Re: [PATCH bpf-next v6 06/34] bpf: prepare for memcg-based memory accounting for bpf maps

From: Daniel Borkmann
Date: Wed Nov 18 2020 - 05:23:35 EST


On 11/18/20 2:28 AM, Roman Gushchin wrote:
On Tue, Nov 17, 2020 at 05:11:00PM -0800, Alexei Starovoitov wrote:
On Tue, Nov 17, 2020 at 5:07 PM Roman Gushchin <guro@xxxxxx> wrote:
On Tue, Nov 17, 2020 at 04:46:34PM -0800, Roman Gushchin wrote:
On Wed, Nov 18, 2020 at 01:06:17AM +0100, Daniel Borkmann wrote:
On 11/17/20 4:40 AM, Roman Gushchin wrote:
In the absolute majority of cases if a process is making a kernel
allocation, it's memory cgroup is getting charged.

Bpf maps can be updated from an interrupt context and in such
case there is no process which can be charged. It makes the memory
accounting of bpf maps non-trivial.

Fortunately, after commit 4127c6504f25 ("mm: kmem: enable kernel
memcg accounting from interrupt contexts") and b87d8cefe43c
("mm, memcg: rework remote charging API to support nesting")
it's finally possible.

To do it, a pointer to the memory cgroup of the process which created
the map is saved, and this cgroup is getting charged for all
allocations made from an interrupt context.

Allocations made from a process context will be accounted in a usual way.

Signed-off-by: Roman Gushchin <guro@xxxxxx>
Acked-by: Song Liu <songliubraving@xxxxxx>
[...]
+#ifdef CONFIG_MEMCG_KMEM
+static __always_inline int __bpf_map_update_elem(struct bpf_map *map, void *key,
+ void *value, u64 flags)
+{
+ struct mem_cgroup *old_memcg;
+ bool in_interrupt;
+ int ret;
+
+ /*
+ * If update from an interrupt context results in a memory allocation,
+ * the memory cgroup to charge can't be determined from the context
+ * of the current task. Instead, we charge the memory cgroup, which
+ * contained a process created the map.
+ */
+ in_interrupt = in_interrupt();
+ if (in_interrupt)
+ old_memcg = set_active_memcg(map->memcg);
+
+ ret = map->ops->map_update_elem(map, key, value, flags);
+
+ if (in_interrupt)
+ set_active_memcg(old_memcg);
+
+ return ret;

Hmm, this approach here won't work, see also commit 09772d92cd5a ("bpf: avoid
retpoline for lookup/update/delete calls on maps") which removes the indirect
call, so the __bpf_map_update_elem() and therefore the set_active_memcg() is
not invoked for the vast majority of cases.

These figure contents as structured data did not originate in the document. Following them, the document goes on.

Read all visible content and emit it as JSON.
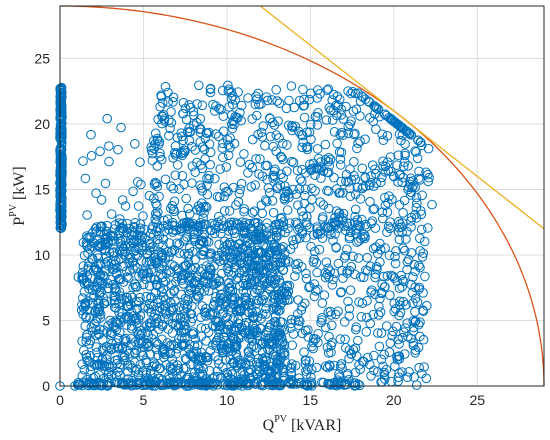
{
  "chart_data": {
    "type": "scatter",
    "title": "",
    "xlabel": {
      "base": "Q",
      "sup": "PV",
      "unit": " [kVAR]"
    },
    "ylabel": {
      "base": "P",
      "sup": "PV",
      "unit": " [kW]"
    },
    "xlim": [
      0,
      29
    ],
    "ylim": [
      0,
      29
    ],
    "xticks": [
      "0",
      "5",
      "10",
      "15",
      "20",
      "25"
    ],
    "yticks": [
      "0",
      "5",
      "10",
      "15",
      "20",
      "25"
    ],
    "grid": true,
    "colors": {
      "points": "#0072bd",
      "circle": "#d95319",
      "tangent": "#edb120"
    },
    "curves": {
      "capability_circle_radius": 29,
      "tangent_line": [
        [
          12,
          29
        ],
        [
          29,
          12
        ]
      ]
    },
    "series": [
      {
        "marker": "circle",
        "clusters": [
          {
            "count": 260,
            "x": [
              0,
              0.12
            ],
            "y": [
              12,
              22.8
            ]
          },
          {
            "count": 650,
            "x": [
              5.5,
              22.3
            ],
            "y": [
              12,
              23
            ]
          },
          {
            "count": 1300,
            "x": [
              1.3,
              13.5
            ],
            "y": [
              0,
              12.5
            ]
          },
          {
            "count": 520,
            "x": [
              10,
              22
            ],
            "y": [
              0,
              12.5
            ]
          },
          {
            "count": 180,
            "x": [
              1,
              18
            ],
            "y": [
              0,
              0.3
            ]
          },
          {
            "count": 40,
            "x": [
              1.2,
              6
            ],
            "y": [
              11,
              20.5
            ]
          }
        ],
        "isolated_points": [
          [
            0,
            0
          ],
          [
            0.9,
            0
          ],
          [
            1.1,
            8.3
          ],
          [
            1.5,
            6.3
          ]
        ]
      }
    ]
  }
}
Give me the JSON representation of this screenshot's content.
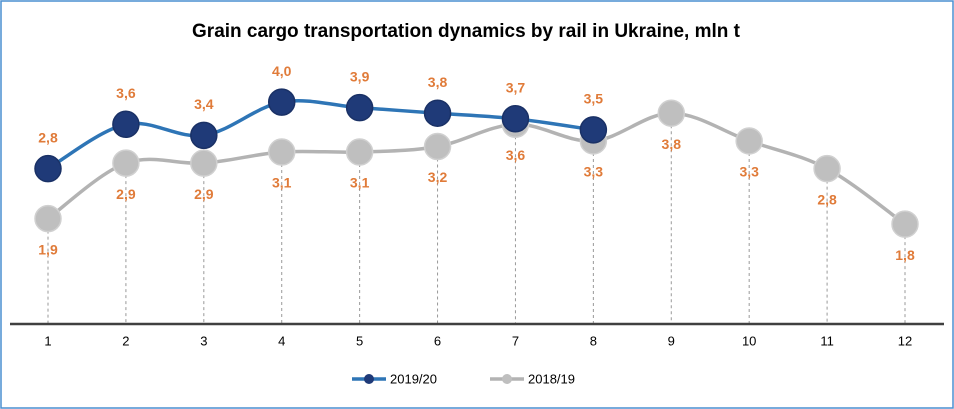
{
  "chart_data": {
    "type": "line",
    "title": "Grain cargo transportation dynamics by rail in Ukraine, mln t",
    "categories": [
      "1",
      "2",
      "3",
      "4",
      "5",
      "6",
      "7",
      "8",
      "9",
      "10",
      "11",
      "12"
    ],
    "series": [
      {
        "name": "2019/20",
        "color": "#2e75b6",
        "marker_color": "#1f3a78",
        "values": [
          2.8,
          3.6,
          3.4,
          4.0,
          3.9,
          3.8,
          3.7,
          3.5,
          null,
          null,
          null,
          null
        ],
        "value_labels": [
          "2,8",
          "3,6",
          "3,4",
          "4,0",
          "3,9",
          "3,8",
          "3,7",
          "3,5",
          null,
          null,
          null,
          null
        ],
        "label_position": "above"
      },
      {
        "name": "2018/19",
        "color": "#b3b3b3",
        "marker_color": "#bfbfbf",
        "values": [
          1.9,
          2.9,
          2.9,
          3.1,
          3.1,
          3.2,
          3.6,
          3.3,
          3.8,
          3.3,
          2.8,
          1.8
        ],
        "value_labels": [
          "1,9",
          "2,9",
          "2,9",
          "3,1",
          "3,1",
          "3,2",
          "3,6",
          "3,3",
          "3,8",
          "3,3",
          "2,8",
          "1,8"
        ],
        "label_position": "below"
      }
    ],
    "ylim": [
      0,
      5.3
    ],
    "label_color": "#e07b39",
    "smooth": true,
    "legend": "bottom"
  }
}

I see. Well, the first option is to move these calls into map-specific update
functions, but the list is relatively long:
nsim_map_update_elem()
cgroup_storage_update_elem()
htab_map_update_elem()
htab_percpu_map_update_elem()
dev_map_update_elem()
dev_map_hash_update_elem()
trie_update_elem()
cpu_map_update_elem()
bpf_pid_task_storage_update_elem()
bpf_fd_inode_storage_update_elem()
bpf_fd_sk_storage_update_elem()
sock_map_update_elem()
xsk_map_update_elem()

Alternatively, we can set the active memcg for the whole duration of bpf
execution. It's simpler, but will add some overhead. Maybe we can somehow
mark programs calling into update helpers and skip all others?

Actually, this is problematic if a program updates several maps, because
in theory they can belong to different cgroups.
So it seems that the first option is the way to go. Do you agree?

May be instead of kmalloc_node() that is used by most of the map updates
introduce bpf_map_kmalloc_node() that takes a map pointer as an argument?
And do set_memcg inside?

I suspect it's not only kmalloc_node(), but if there will be 2-3 allocation
helpers, it sounds like a good idea to me! I'll try and get back with v7 soon.

Could this be baked into kmalloc*() API itself given we also need to pass in
__GFP_ACCOUNT everywhere, so we'd have a new API with additional argument where
we pass the memcg pointer to tell it directly where to account it for instead of
having to have the extra set_active_memcg() set/restore dance via BPF wrapper?
It seems there would be not much specifics on BPF itself and if it's more generic
it could also be used by other subsystems.